Luxe et « fluidité du genre ». À propos du magazine « Vogue » de février 2019

Le dernier numéro du magazine Vogue France consacre une grande partie de ses pages à la question du genre et plus exactement du gender fluid (« fluidité du genre »), ce qui signifie passer d’un genre à l’autre dans son apparence, s’amuser avec les genres masculin et féminin qui, par définition, sont des constructions sociales, les « dé-figer ».

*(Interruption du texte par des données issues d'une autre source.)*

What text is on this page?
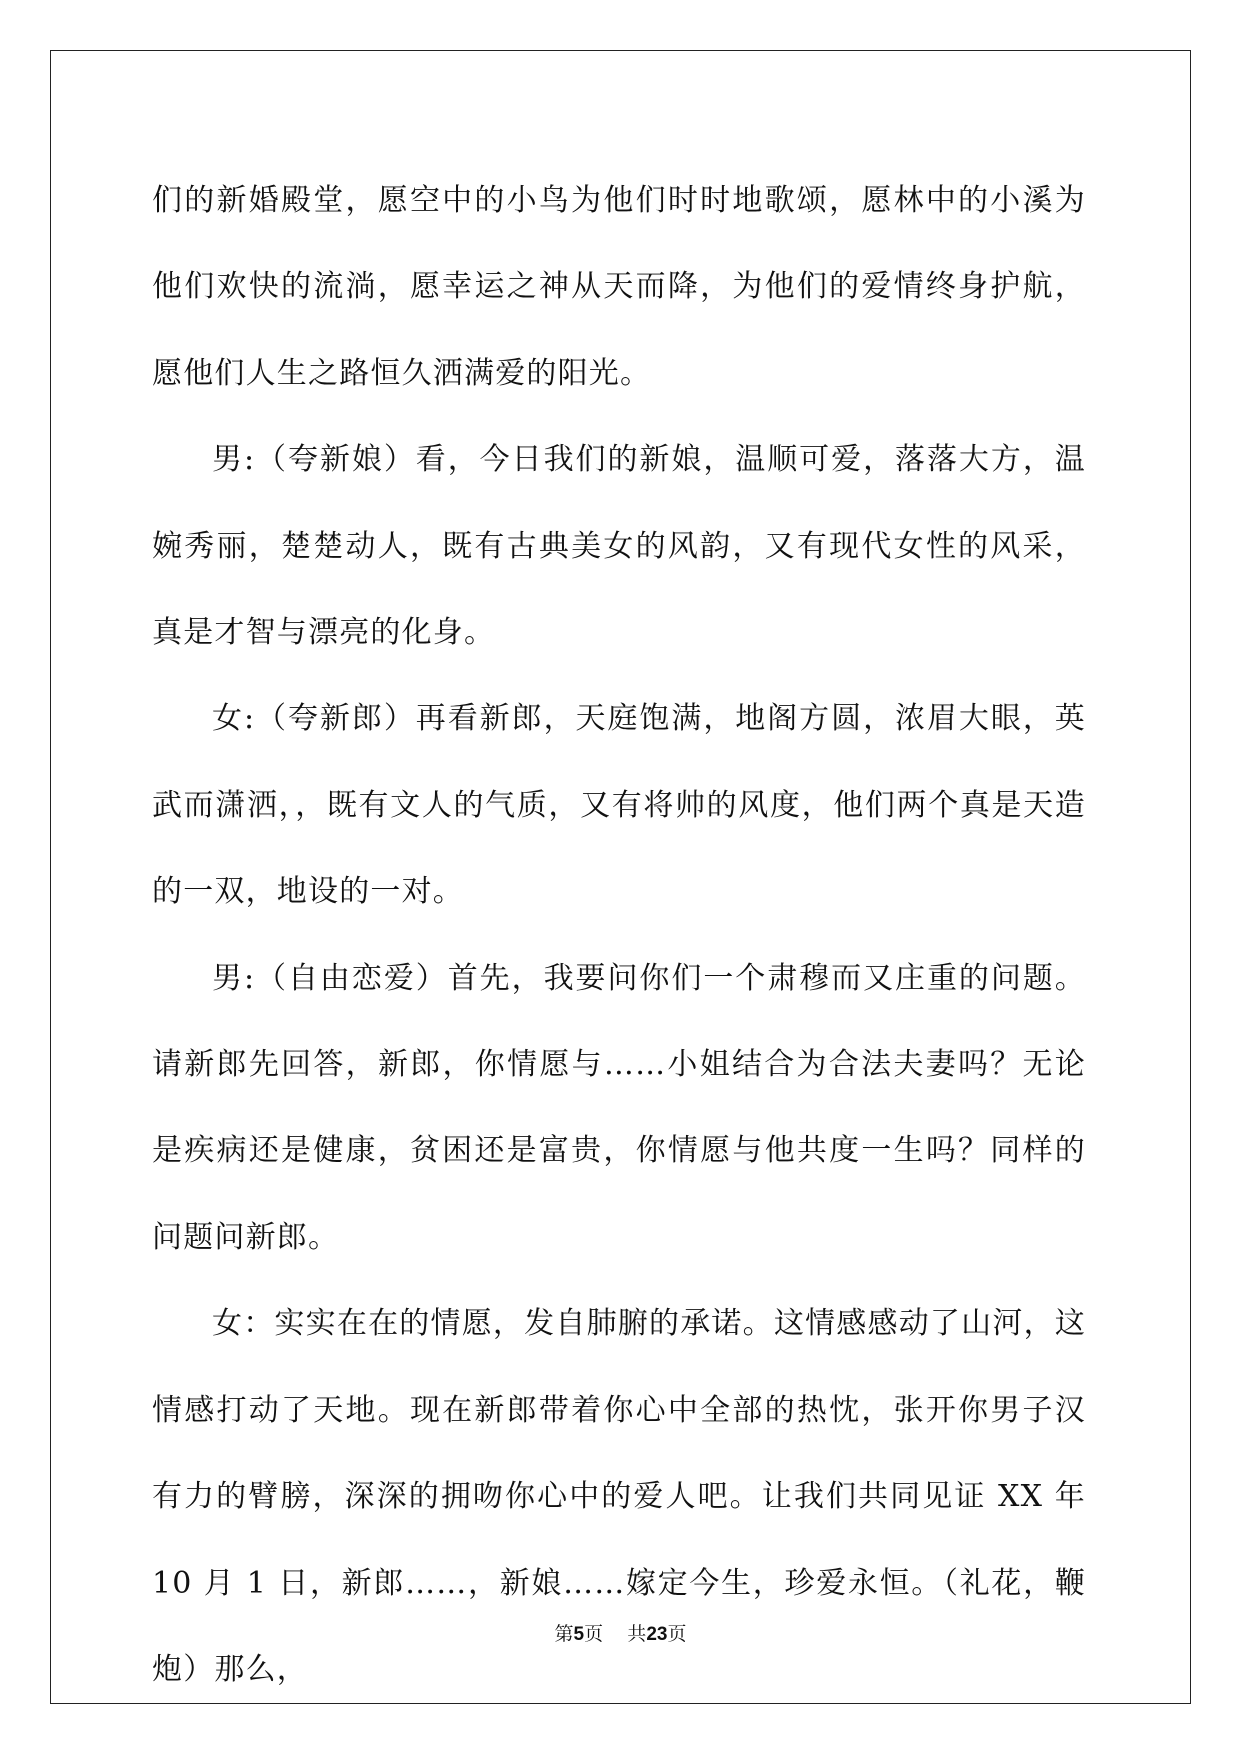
们的新婚殿堂，愿空中的小鸟为他们时时地歌颂，愿林中的小溪为他们欢快的流淌，愿幸运之神从天而降，为他们的爱情终身护航，愿他们人生之路恒久洒满爱的阳光。

男:（夸新娘）看，今日我们的新娘，温顺可爱，落落大方，温婉秀丽，楚楚动人，既有古典美女的风韵，又有现代女性的风采，真是才智与漂亮的化身。

女:（夸新郎）再看新郎，天庭饱满，地阁方圆，浓眉大眼，英武而潇洒，，既有文人的气质，又有将帅的风度，他们两个真是天造的一双，地设的一对。

男:（自由恋爱）首先，我要问你们一个肃穆而又庄重的问题。请新郎先回答，新郎，你情愿与……小姐结合为合法夫妻吗？无论是疾病还是健康，贫困还是富贵，你情愿与他共度一生吗？同样的问题问新郎。

女：实实在在的情愿，发自肺腑的承诺。这情感感动了山河，这情感打动了天地。现在新郎带着你心中全部的热忱，张开你男子汉有力的臂膀，深深的拥吻你心中的爱人吧。让我们共同见证 XX 年 10 月 1 日，新郎……，新娘……嫁定今生，珍爱永恒。（礼花，鞭炮）那么，

第5页 共23页
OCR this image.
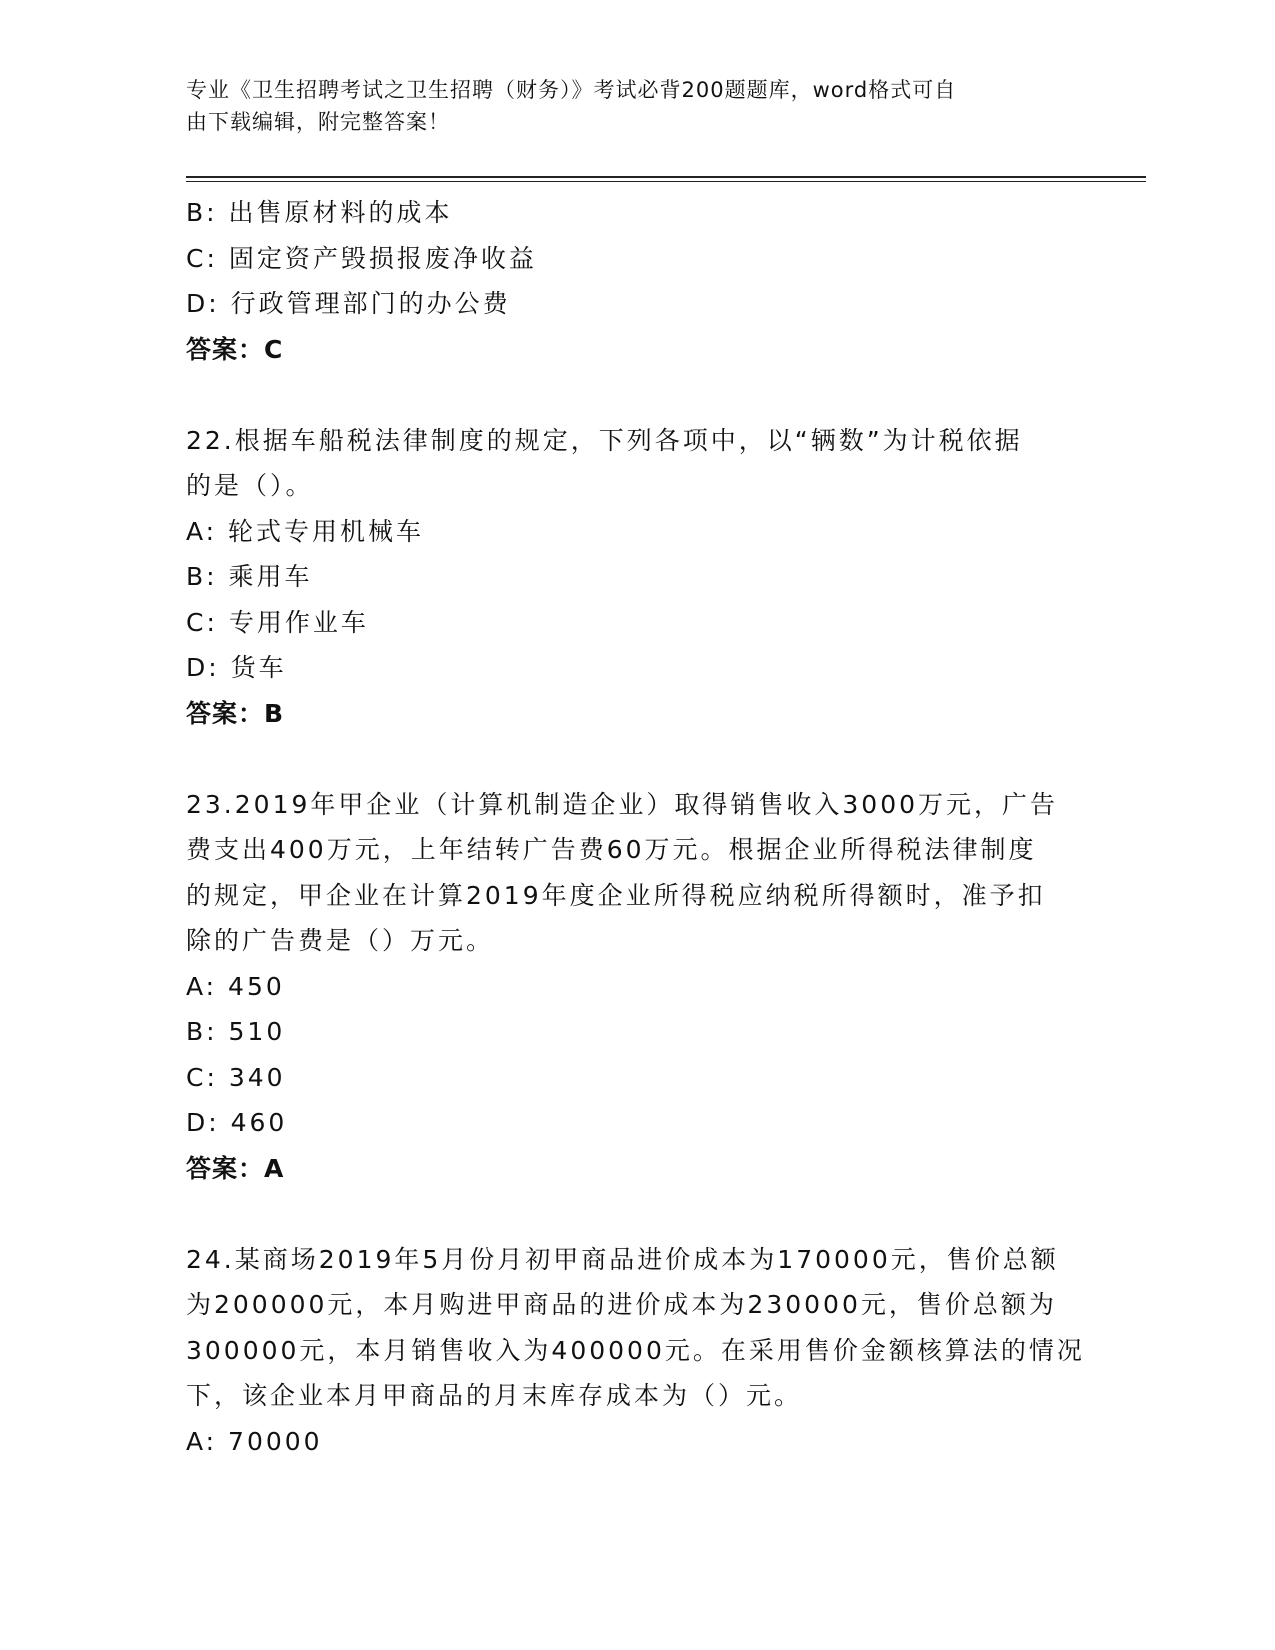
专业《卫生招聘考试之卫生招聘（财务）》考试必背200题题库，word格式可自
由下载编辑，附完整答案！
B: 出售原材料的成本
C: 固定资产毁损报废净收益
D: 行政管理部门的办公费
答案：C
22.根据车船税法律制度的规定，下列各项中，以“辆数”为计税依据
的是（）。
A: 轮式专用机械车
B: 乘用车
C: 专用作业车
D: 货车
答案：B
23.2019年甲企业（计算机制造企业）取得销售收入3000万元，广告
费支出400万元，上年结转广告费60万元。根据企业所得税法律制度
的规定，甲企业在计算2019年度企业所得税应纳税所得额时，准予扣
除的广告费是（）万元。
A: 450
B: 510
C: 340
D: 460
答案：A
24.某商场2019年5月份月初甲商品进价成本为170000元，售价总额
为200000元，本月购进甲商品的进价成本为230000元，售价总额为
300000元，本月销售收入为400000元。在采用售价金额核算法的情况
下，该企业本月甲商品的月末库存成本为（）元。
A: 70000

Photos de mode, interviews d’artistes, de chercheur.e.s et de responsables de marques de maquillage, de parfum et de vêtements illustrent et détaillent la stratégie d’une partie croissante du milieu de la mode et des cosmétiques de déconstruire les binarités femme/homme et hétérosexualité/homosexualité, au cœur d’une société complexe mais pas illisible. Il y est même question de Judith Butler…


En sortant de la marge, le queer, par exemple, est devenu tendance. Il n’est plus associé à une sexualité ou à un mode de vie minoritaire, « dans le placard ». L’ambiguïté vécue et/ou esthétisée – esthétisée parce que vécue ou même sans l’être – est plaisante. Et si le vestiaire masculin des femmes reste plus socialement admis que l’inverse – il n’existe pas d’équivalent « féminisé » de la « coupe boyish » –, les choses changent : les hommes se maquillent, prennent soin de leur peau, diversifient leur garde-robe. On s’amuse avant tout.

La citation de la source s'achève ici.